Namespaces
Contents
Namespaces scope schemas to their package and prevent collisions between independent providers.
Identifier
Every schema is identified as <namespace>:<name> (e.g. com.example.myapp:article). The namespace scopes a schema package — the unit of schemas shipped together — and prevents collisions between independent providers that happen to use the same schema name.
A namespace is a dot-separated identifier — you pick whatever name fits your package (e.g. com.example.myapp, acme.editorial, myschemas). Reverse-DNS (com.<org>.<app>) is a common convention but not required.
Each dot-separated segment must start with a letter and may contain letters, digits, and underscores. Lowercase is the convention.
Reserved namespaces
The following namespaces are reserved for built-in schemas:
-
base -
Structural content types (
base:folder,base:shortcut,base:unstructured). -
portal -
Sites and pages types (
portal:site,portal:page-template,portal:fragment,portal:template-folder). -
media -
Media types (
media:image,media:document, etc.).
Where the namespace comes from
Currently, the namespace of a schema package is the application name of the XP app that ships it. An app named com.example.myapp produces schemas in the com.example.myapp namespace — the developer does not declare it explicitly.
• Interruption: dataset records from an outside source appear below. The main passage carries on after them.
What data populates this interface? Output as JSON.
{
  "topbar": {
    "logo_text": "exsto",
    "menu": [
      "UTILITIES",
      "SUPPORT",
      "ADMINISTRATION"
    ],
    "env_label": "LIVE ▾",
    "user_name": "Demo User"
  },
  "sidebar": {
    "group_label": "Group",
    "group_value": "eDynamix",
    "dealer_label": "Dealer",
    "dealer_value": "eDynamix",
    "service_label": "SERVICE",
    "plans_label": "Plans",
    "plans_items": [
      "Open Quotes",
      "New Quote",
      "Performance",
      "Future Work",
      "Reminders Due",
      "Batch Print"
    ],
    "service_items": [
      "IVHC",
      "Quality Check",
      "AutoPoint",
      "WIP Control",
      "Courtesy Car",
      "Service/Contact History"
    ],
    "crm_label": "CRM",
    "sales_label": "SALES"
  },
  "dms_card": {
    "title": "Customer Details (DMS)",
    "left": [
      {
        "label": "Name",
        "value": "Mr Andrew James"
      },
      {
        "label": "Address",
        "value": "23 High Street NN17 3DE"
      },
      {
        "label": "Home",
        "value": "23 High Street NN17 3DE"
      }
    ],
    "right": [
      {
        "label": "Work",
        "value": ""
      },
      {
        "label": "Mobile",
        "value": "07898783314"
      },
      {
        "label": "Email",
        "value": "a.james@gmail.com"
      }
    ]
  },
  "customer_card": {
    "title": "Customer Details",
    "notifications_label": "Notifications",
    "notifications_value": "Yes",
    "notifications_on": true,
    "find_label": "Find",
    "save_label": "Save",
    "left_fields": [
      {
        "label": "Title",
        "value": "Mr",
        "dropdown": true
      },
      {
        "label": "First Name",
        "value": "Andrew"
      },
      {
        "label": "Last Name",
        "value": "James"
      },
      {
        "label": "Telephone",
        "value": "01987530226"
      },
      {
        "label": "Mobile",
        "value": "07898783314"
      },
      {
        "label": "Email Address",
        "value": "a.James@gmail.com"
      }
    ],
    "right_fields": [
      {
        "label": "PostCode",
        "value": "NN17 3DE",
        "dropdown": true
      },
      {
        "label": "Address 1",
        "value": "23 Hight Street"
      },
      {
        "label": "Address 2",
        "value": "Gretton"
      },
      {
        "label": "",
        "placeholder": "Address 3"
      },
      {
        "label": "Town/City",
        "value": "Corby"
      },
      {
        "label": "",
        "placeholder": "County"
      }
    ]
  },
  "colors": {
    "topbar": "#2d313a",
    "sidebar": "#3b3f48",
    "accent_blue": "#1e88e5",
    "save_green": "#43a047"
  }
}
Support is being introduced for explicit namespace declaration, decoupling a schema package from the host app. This will allow schemas to be authored and managed independently of XP app installation. The <namespace>:<name> identifier rules and reserved-namespace list remain the same. |
Encoding in stored content and APIs
The literal <namespace>:<name> identifier is preserved in some contexts and re-encoded in others, depending on what characters are legal in the surrounding format.
Values preserved
-
For values, such as in the
typefield on a content item — e.g."type": "com.example.myapp:article". Use this exact form for content queries againsttype(Query DSL,queryDslin Guillotine). See Content.
Re-encoded
-
Property names (where namespaces are used in property names): dots become dashes —
com.example→com-example. Acityfield oncom.example:addressis stored atx.com-example.address.city. See Mixins for more examples. -
Guillotine GraphQL types: dots and dashes become underscores —
com.example.myapp:news-article→com_example_myapp_news_article. See Content Types for the full table.